OLG Frankfurt vom 22.12.1999 (2 UF 360/97)

Stichworte: Zugewinn, Endvermögen, Stichtag, Ausgleichsanspruch, Begrenzung
Normenkette: BGB 1378 Abs. 2, 1372
Orientierungssatz: Gemäß § 1378 Abs. 2 BGB wird die Höhe der Ausgleichsforderung durch den Wert des Vermögens begrenzt, das nach Abzug der Verbindlichkeiten bei Beendigung des Güterstandes, also bei Rechtskraft der Scheidung, vorhanden ist... Insofern ist rechtlich unerheblich, ob der Beklagte während des Zeitraums vom Stichtag für die Berechnung des Zugewinns (6. März 1993) der Beendigung der Ehe bis zur Rechtskraft des Scheidungsurteils (19. September 1994) oder in der Zeit danach Vermögensdispositionen getroffen hat, die bei seinen wirtschaftlichen Verhältnissen nicht vertretbar waren.

Oberlandesgericht Frankfurt am Main

U R T E I L

In der Familiensache

hat der 2. Familiensenat in Kassel des Oberlandesgerichts Frankfurt am Main durch den Vorsitzenden Richter Schreiber und die Richter Bielefeldt und Krämer im schriftlichen Verfahren gemäß § 128 Abs. 2 ZPO nach dem Sachstand vom 10. Dezember 1999 für Recht erkannt:

Auf die Berufung des Beklagten wird das Urteil des Amtsgerichts Bad Hersfeld vom 20. Oktober 1997 abgeändert.

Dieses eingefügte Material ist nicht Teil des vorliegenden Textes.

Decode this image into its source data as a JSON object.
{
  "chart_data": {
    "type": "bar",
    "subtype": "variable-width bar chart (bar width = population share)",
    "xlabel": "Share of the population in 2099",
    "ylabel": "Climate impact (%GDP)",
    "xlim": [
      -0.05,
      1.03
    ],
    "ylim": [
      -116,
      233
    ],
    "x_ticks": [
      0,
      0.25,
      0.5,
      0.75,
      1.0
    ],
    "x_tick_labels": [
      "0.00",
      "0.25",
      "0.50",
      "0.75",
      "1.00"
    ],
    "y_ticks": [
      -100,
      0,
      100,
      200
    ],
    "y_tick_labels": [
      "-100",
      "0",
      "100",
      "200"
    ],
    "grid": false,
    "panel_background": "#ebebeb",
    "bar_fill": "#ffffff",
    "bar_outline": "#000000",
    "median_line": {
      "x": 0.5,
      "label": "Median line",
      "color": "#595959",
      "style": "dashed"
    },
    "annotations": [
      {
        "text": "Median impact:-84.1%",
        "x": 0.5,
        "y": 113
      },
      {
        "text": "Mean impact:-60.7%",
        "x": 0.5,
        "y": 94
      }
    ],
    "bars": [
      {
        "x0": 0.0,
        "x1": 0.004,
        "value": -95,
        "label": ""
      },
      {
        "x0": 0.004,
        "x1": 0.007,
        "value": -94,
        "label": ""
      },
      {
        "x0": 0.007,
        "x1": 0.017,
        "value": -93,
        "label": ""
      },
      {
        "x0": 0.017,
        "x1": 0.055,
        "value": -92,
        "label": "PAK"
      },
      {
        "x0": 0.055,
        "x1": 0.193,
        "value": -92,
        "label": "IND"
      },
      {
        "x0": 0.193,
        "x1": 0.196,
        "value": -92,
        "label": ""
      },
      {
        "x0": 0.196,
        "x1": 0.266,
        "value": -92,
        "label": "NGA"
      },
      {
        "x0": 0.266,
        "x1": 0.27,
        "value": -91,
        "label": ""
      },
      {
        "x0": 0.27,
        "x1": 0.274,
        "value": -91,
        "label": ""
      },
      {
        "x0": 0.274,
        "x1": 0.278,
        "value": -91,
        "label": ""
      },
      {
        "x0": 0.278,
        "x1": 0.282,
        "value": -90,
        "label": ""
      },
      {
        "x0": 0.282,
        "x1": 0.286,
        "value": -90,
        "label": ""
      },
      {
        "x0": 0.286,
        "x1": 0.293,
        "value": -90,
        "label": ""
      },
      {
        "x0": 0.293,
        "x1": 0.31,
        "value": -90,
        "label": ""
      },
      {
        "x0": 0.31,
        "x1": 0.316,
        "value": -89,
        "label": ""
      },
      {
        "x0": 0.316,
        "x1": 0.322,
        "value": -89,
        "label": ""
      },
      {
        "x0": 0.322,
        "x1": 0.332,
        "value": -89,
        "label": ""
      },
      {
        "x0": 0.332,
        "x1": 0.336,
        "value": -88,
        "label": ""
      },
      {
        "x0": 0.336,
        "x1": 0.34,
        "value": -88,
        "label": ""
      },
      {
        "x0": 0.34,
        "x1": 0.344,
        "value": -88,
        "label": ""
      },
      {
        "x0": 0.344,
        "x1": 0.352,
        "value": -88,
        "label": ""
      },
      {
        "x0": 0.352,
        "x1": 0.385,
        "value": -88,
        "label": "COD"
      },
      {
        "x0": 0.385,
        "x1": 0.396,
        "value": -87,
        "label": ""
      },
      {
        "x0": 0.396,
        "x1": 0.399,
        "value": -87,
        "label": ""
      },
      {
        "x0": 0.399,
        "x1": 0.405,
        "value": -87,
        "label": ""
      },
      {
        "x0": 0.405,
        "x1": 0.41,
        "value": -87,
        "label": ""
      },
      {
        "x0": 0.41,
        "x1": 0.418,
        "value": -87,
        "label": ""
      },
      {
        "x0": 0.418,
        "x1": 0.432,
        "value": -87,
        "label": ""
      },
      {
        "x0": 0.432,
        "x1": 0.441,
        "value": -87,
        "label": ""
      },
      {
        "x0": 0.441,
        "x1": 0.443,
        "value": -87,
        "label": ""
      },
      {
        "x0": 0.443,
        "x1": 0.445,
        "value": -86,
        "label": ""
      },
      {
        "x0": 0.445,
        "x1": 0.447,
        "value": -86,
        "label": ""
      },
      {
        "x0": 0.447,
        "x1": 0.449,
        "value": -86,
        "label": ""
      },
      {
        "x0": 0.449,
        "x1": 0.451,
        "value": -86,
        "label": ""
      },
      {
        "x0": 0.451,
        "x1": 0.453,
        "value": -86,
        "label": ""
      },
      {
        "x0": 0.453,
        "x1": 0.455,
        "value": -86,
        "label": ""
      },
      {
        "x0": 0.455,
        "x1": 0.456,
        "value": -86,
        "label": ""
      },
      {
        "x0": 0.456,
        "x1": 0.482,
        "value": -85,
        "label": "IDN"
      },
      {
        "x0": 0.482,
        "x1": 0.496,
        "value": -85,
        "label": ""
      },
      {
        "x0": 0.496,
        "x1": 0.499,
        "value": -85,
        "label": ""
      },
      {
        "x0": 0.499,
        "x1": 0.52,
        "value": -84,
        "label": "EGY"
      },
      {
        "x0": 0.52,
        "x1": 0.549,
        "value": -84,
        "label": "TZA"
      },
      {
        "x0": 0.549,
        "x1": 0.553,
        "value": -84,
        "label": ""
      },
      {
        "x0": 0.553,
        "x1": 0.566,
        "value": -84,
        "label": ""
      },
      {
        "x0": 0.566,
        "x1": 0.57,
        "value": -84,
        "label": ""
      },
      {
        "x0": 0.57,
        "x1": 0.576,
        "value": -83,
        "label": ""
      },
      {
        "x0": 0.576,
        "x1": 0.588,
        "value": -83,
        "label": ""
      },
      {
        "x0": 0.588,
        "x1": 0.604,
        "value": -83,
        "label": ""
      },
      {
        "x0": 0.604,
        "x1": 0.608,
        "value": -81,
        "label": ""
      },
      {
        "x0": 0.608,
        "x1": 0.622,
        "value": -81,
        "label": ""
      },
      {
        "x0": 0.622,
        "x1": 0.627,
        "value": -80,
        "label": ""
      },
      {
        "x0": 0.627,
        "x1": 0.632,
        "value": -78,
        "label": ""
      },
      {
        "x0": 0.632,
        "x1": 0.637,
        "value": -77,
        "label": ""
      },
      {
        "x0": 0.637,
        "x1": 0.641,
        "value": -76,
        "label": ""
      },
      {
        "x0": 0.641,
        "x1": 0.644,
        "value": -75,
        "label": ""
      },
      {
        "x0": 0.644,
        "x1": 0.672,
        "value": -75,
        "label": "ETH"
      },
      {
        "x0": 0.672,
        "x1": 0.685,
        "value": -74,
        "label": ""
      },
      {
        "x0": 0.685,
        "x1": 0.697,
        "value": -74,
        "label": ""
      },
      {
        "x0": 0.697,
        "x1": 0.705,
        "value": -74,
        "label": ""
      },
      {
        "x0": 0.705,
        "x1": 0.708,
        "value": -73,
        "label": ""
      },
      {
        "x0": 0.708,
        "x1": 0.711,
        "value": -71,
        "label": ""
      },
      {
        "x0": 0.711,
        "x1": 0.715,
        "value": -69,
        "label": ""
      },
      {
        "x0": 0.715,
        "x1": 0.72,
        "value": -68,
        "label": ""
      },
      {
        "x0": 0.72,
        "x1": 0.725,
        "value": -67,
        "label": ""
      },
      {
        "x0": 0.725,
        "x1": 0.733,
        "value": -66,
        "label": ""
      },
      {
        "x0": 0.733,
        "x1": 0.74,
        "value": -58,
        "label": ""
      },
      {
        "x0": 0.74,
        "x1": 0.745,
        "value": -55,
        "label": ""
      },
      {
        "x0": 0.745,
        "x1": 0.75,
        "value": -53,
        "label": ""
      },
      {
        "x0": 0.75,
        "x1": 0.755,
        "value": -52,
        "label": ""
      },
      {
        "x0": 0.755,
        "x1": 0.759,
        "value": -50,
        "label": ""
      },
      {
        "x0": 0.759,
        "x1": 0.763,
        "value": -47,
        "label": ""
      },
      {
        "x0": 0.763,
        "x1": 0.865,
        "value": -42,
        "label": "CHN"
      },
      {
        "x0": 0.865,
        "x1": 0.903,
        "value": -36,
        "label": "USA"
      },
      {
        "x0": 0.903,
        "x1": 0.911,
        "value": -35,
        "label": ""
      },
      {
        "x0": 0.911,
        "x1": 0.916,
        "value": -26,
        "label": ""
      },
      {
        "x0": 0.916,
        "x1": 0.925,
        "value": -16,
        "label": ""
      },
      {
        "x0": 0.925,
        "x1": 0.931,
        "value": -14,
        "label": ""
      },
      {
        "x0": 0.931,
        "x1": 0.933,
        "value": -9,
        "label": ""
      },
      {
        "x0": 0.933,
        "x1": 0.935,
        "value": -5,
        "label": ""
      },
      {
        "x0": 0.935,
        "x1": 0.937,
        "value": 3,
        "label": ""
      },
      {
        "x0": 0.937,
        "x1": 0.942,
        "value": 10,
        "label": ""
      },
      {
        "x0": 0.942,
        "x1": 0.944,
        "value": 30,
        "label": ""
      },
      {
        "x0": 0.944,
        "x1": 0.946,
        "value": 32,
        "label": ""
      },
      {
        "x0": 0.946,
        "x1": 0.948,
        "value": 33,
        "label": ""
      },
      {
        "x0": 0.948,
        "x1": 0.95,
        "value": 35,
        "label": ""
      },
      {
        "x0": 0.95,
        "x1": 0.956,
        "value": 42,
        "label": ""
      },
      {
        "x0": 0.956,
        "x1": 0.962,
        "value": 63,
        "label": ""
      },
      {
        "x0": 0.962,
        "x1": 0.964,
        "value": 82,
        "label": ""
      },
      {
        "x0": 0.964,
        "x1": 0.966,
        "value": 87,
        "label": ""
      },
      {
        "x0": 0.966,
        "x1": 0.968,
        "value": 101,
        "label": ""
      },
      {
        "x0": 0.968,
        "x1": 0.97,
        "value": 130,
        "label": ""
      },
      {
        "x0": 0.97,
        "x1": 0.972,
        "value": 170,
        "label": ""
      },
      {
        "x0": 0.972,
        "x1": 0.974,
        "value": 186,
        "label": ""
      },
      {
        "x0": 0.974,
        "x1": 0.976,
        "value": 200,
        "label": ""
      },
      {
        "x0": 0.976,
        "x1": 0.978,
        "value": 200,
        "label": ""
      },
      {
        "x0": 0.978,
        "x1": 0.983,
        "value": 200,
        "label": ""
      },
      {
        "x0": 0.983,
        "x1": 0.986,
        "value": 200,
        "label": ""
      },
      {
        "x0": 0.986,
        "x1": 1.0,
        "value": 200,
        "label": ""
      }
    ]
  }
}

Die Klage wird abgewiesen.

Die Klägerin hat die Kosten des Rechtsstreits zu tragen.

Das Urteil ist vorläufig vollstreckbar.

Tatbestand :

Die Parteien haben am 15. November 1968 die Ehe geschlossen. Nachdem sie sich endgültig getrennt hatten, hat die Klägerin im Verfahren F 111/93 - AG Bad Hersfeld - Scheidungsantrag eingereicht, der am 6. März 1993 zugestellt wurde. Die Ehe der Parteien wurde am 19. September 1994 rechtskräftig geschieden.

Die Klägerin nimmt den Beklagten auf Zugewinnausgleich in Anspruch.

Die Parteien streiten nicht darüber, daß die Klägerin während der Ehe einen Zugewinn in Höhe von 7.122,51 DM erzielt hat.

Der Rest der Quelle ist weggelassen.